CONWAY, S.C. (AP) — The mother of a man who authorities say wanted to kill Jewish or black people in an attack inspired by Dylann Roof said her son thought it was time for white people to stand up for their rights.

Joanne Strickland said she saw her son leave their house with a Bible on Wednesday, then several hours later, federal agents were knocking on her door with a search warrant, saying they had arrested the 29-year-old felon who sought out a gun for what he said would be an attack in the "spirit of Dylann Roof."

"I raised him better than that. Me and my ex-husband had him in church every Sunday," Strickland told WBTW-TV (http://bit.ly/2l1uNOQ ).

The FBI said it began investigating Benjamin McDowell after he threatened a Myrtle Beach synagogue on Facebook in December. Local officials were already monitoring him because he had made friends in prison with white supremacists, the FBI said in court papers.

McDowell said he wanted to buy a gun for an attack similar to Roof's massacre of nine black church worshippers in Charleston in June 2015, according to an undercover FBI agent who sold him a weapon for $109 on Wednesday.

McDowell was arrested a few hours later and charged with being a felon in possession of a weapon. The FBI said McDowell didn't share a specific target for an attack, but said he did not like black or Jewish people.

Roof was sentenced to death in January, and during his trial Strickland said her son called him brave for standing up for white people even if Roof shouldn't have killed people at a church.

"He said the way the Black Lives and all that is doing what they're doing — they're out there getting by with that," Strickland said. "And if any of us, you know, was to stand up for that for us, it would be awful. He said that's not right they can stand up and we can't."

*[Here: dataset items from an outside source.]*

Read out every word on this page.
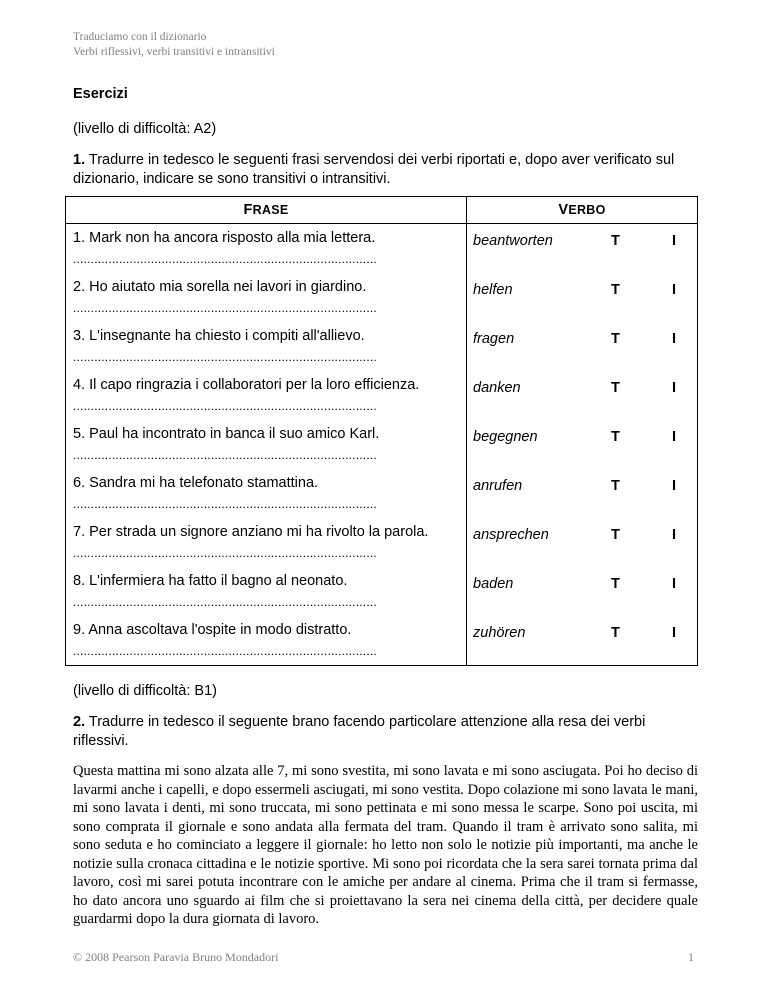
Traduciamo con il dizionario
Verbi riflessivi, verbi transitivi e intransitivi
Esercizi
(livello di difficoltà: A2)
1. Tradurre in tedesco le seguenti frasi servendosi dei verbi riportati e, dopo aver verificato sul dizionario, indicare se sono transitivi o intransitivi.
FRASE	VERBO

1. Mark non ha ancora risposto alla mia lettera.
......................................................................................	beantworten T I

2. Ho aiutato mia sorella nei lavori in giardino.
......................................................................................	helfen T I

3. L'insegnante ha chiesto i compiti all'allievo.
......................................................................................	fragen T I

4. Il capo ringrazia i collaboratori per la loro efficienza.
......................................................................................	danken T I

5. Paul ha incontrato in banca il suo amico Karl.
......................................................................................	begegnen T I

6. Sandra mi ha telefonato stamattina.
......................................................................................	anrufen T I

7. Per strada un signore anziano mi ha rivolto la parola.
......................................................................................	ansprechen T I

8. L'infermiera ha fatto il bagno al neonato.
......................................................................................	baden T I

9. Anna ascoltava l'ospite in modo distratto.
......................................................................................	zuhören T I
(livello di difficoltà: B1)
2. Tradurre in tedesco il seguente brano facendo particolare attenzione alla resa dei verbi riflessivi.
Questa mattina mi sono alzata alle 7, mi sono svestita, mi sono lavata e mi sono asciugata. Poi ho deciso di lavarmi anche i capelli, e dopo essermeli asciugati, mi sono vestita. Dopo colazione mi sono lavata le mani, mi sono lavata i denti, mi sono truccata, mi sono pettinata e mi sono messa le scarpe. Sono poi uscita, mi sono comprata il giornale e sono andata alla fermata del tram. Quando il tram è arrivato sono salita, mi sono seduta e ho cominciato a leggere il giornale: ho letto non solo le notizie più importanti, ma anche le notizie sulla cronaca cittadina e le notizie sportive. Mi sono poi ricordata che la sera sarei tornata prima dal lavoro, così mi sarei potuta incontrare con le amiche per andare al cinema. Prima che il tram si fermasse, ho dato ancora uno sguardo ai film che si proiettavano la sera nei cinema della città, per decidere quale guardarmi dopo la dura giornata di lavoro.
© 2008 Pearson Paravia Bruno Mondadori	1
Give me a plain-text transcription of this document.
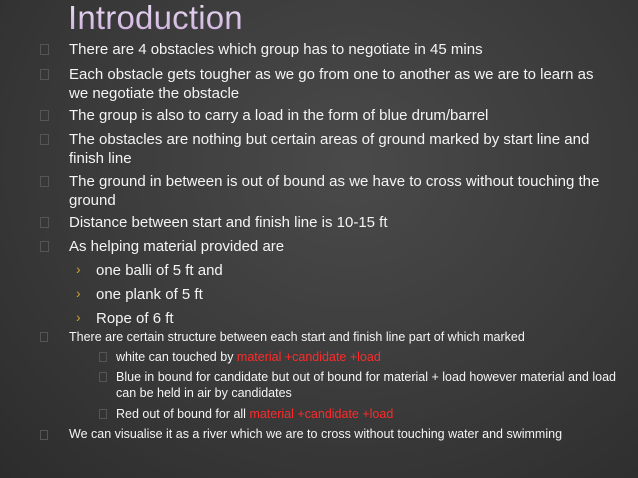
Introduction
There are 4 obstacles which group has to negotiate in 45 mins
Each obstacle gets tougher as we go from one to another as we are to learn as we negotiate the obstacle
The group is also to carry a load in the form of blue drum/barrel
The obstacles are nothing but certain areas of ground marked by start line and finish line
The ground in between is out of bound as we have to cross without touching the ground
Distance between start and finish line is 10-15 ft
As helping material provided are
› one balli of 5 ft and
› one plank of 5 ft
› Rope of 6 ft
There are certain structure between each start and finish line part of which marked
white can touched by material +candidate +load
Blue in bound for candidate but out of bound for material + load however material and load can be held in air by candidates
Red out of bound for all material +candidate +load
We can visualise it as a river which we are to cross without touching water and swimming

McDowell's neighbors said Strickland asked them to keep an eye on her because she had a difficult relationship with her son. Strickland said he started getting in trouble as a teen, and McDowell has several burglary convictions.

Both Strickland and a neighbor said McDowell had talked about going to Alabama to start his life over. Sammi Charbonne, who lived down the street from the family, said McDowell told him he was worried two days before he was arrested.